Call for Papers
Graph Models for Learning and Recognition (GMLR) Track
The 37th ACM Symposium on Applied Computing (SAC 2022)
April 25-29, 2022, Brno, Czech Republic
http://phuselab.di.unimi.it/GMLR2022
Track Chairs
Donatello Conte (University of Tours)
Giuliano Grossi (University of Milan)
Raffaella Lanzarotti (University of Milan)
Jianyi Lin (Università Cattolica del Sacro Cuore)
Jean-Yves Ramel (University of Tours)
Scientific Program Committee (in progress)
Davide Boscaini (Fondazione Bruno Kessler)
Ryan A. Rossi (Adobe Research)
…
Important Dates
Submission of regular papers: October 15, 2021
Notification of acceptance/rejection: December 10, 2021
Camera-ready copies of accepted papers: December 21, 2021
SAC Conference: April 25 – 29, 2022
Motivations and topics
The ACM Symposium on Applied Computing (SAC 2022) has been a primary gathering forum
for applied computer scientists, computer engineers, software engineers, and application
developers from around the world.
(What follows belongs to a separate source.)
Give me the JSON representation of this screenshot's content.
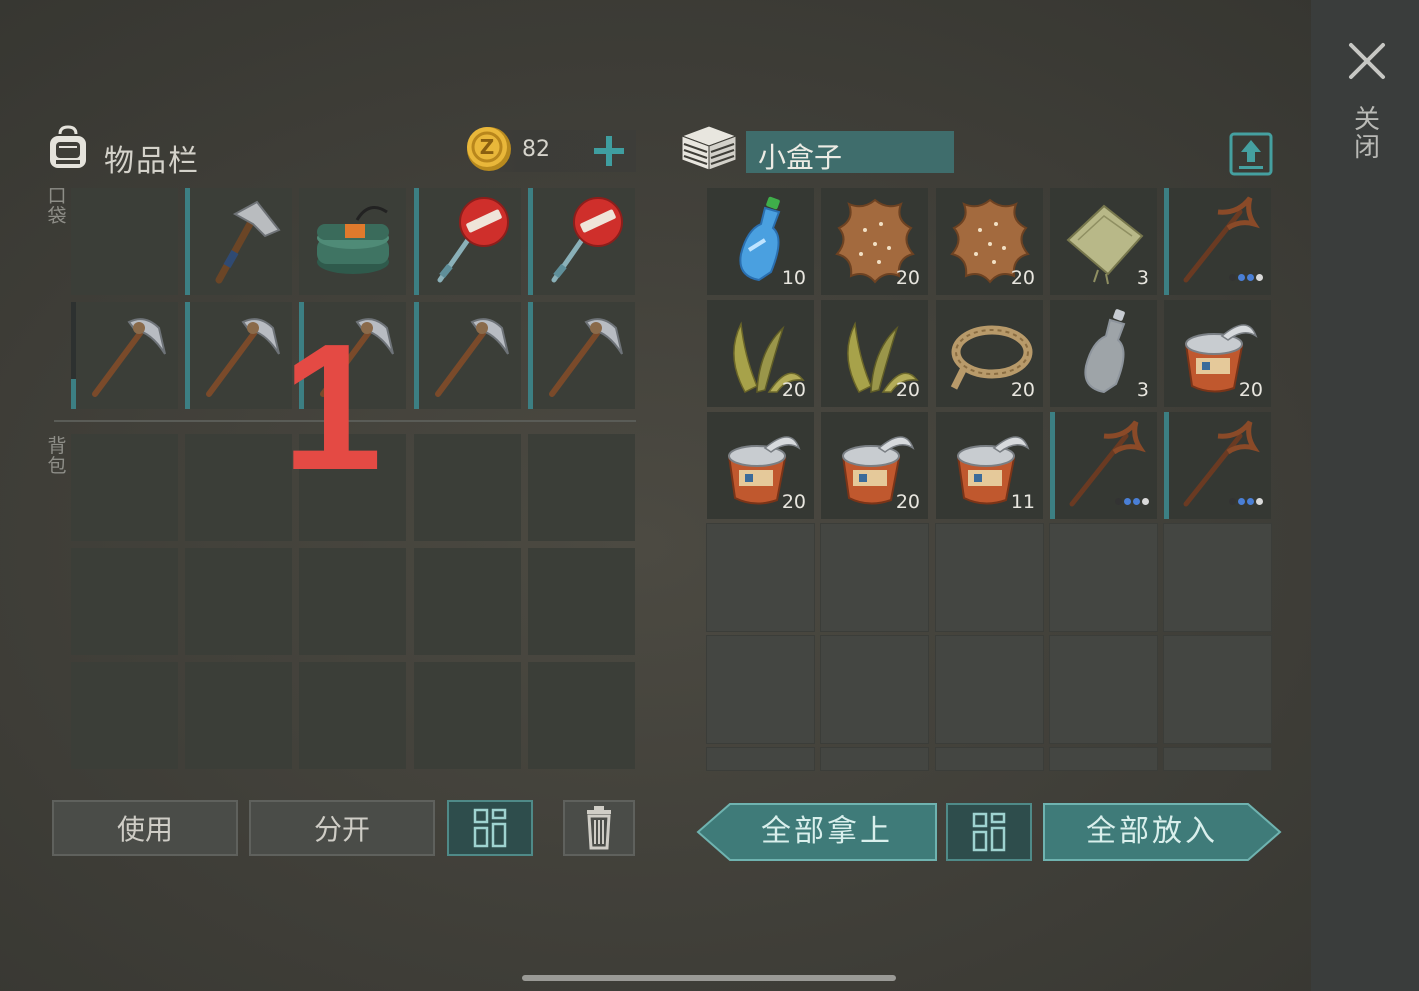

SAC 2022 is sponsored by the ACM Special Interest Group
on Applied Computing (SIGAPP), and will be held in Brno, Czech Republic. The technical track on
Graph Models for Learning and Recognition (GMLR) is the first edition and is organized within
SAC 2022.
Graphs have gained a lot of attention in the pattern recognition community thanks to their
ability to encode both topological and semantic information.
Encouraged by the success of CNNs, a wide variety of methods
have redefined the notion of convolution for graphs. These new approaches have in general
enabled effective training and achieved in many cases better performances than competitors,
though at the detriment of computational costs.
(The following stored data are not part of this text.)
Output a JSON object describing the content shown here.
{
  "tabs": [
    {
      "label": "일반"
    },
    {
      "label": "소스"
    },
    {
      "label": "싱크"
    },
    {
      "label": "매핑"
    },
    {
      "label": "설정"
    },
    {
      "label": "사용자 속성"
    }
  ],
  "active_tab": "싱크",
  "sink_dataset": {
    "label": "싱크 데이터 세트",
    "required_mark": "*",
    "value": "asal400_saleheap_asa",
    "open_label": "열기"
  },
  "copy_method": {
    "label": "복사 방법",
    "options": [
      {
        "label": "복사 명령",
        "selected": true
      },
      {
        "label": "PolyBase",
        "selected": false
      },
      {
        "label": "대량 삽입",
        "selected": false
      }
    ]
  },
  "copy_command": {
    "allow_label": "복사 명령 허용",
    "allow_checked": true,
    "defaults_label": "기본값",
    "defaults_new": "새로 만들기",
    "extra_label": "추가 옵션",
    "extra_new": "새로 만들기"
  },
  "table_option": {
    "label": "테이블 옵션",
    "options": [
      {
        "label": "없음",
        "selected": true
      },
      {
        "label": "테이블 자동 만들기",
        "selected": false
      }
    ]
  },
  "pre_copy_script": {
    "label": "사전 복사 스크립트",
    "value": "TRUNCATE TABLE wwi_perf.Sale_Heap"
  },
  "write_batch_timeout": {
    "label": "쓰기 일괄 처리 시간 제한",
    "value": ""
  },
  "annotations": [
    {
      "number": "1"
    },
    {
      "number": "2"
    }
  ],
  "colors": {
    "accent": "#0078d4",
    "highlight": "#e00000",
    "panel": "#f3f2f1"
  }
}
Typical examples of applications dealing with graph-based representation are: scene graph
generation, point clouds classification, and action recognition in computer vision; text
classification, inter-relations of documents or words to infer document labels in natural
language processing; forecasting traffic speed, volume or the density of roads in traffic
networks, whereas in chemistry researchers apply graph-based algorithms to study the graph
structure of molecules/compounds.
This track intends to focus on all aspects of graph-based representations and models for
learning and recognition tasks. GMLR spans, but is not limited to, the following topics:
● Graph Neural Networks: theory and applications
● Deep learning on graphs
● Graph or knowledge representationa learning
● Graphs in pattern recognition
● Graph databases and linked data in AI
● Benchmarks for GNN
● Dynamic, spatial and temporal graphs
● Graph methods in computer vision
● Human behavior and scene understanding
● Social networks analysis
● Data fusion methods in GNN
● Efficient and parallel computation for graph learning algorithms
● Reasoning over knowledge-graphs
● Interactivity, explainability and trust in graph-based learning
● Probabilistic graphical models
● Biomedical data analytics on graphs
Authors of selected top papers of this track will be asked to publish an extended version in a
Special Issue of a Journal (the journal will be announced soon).
Submission Guidelines
Authors are invited to submit original and unpublished papers of research and applications for
this track. The author(s) name(s) and address(es) must not appear in the body of the paper, and
self-reference should be in the third person. This is to facilitate double-blind review. Please,
visit the website for more information about submission
SAC No-Show Policy
Paper registration is required, allowing the inclusion of the paper/poster in the conference
proceedings. An author or a proxy attending SAC MUST present the paper. This is a requirement
for the paper/poster to be included in the ACM digital library. No-show of registered papers
and posters will result in excluding them from the ACM digital library.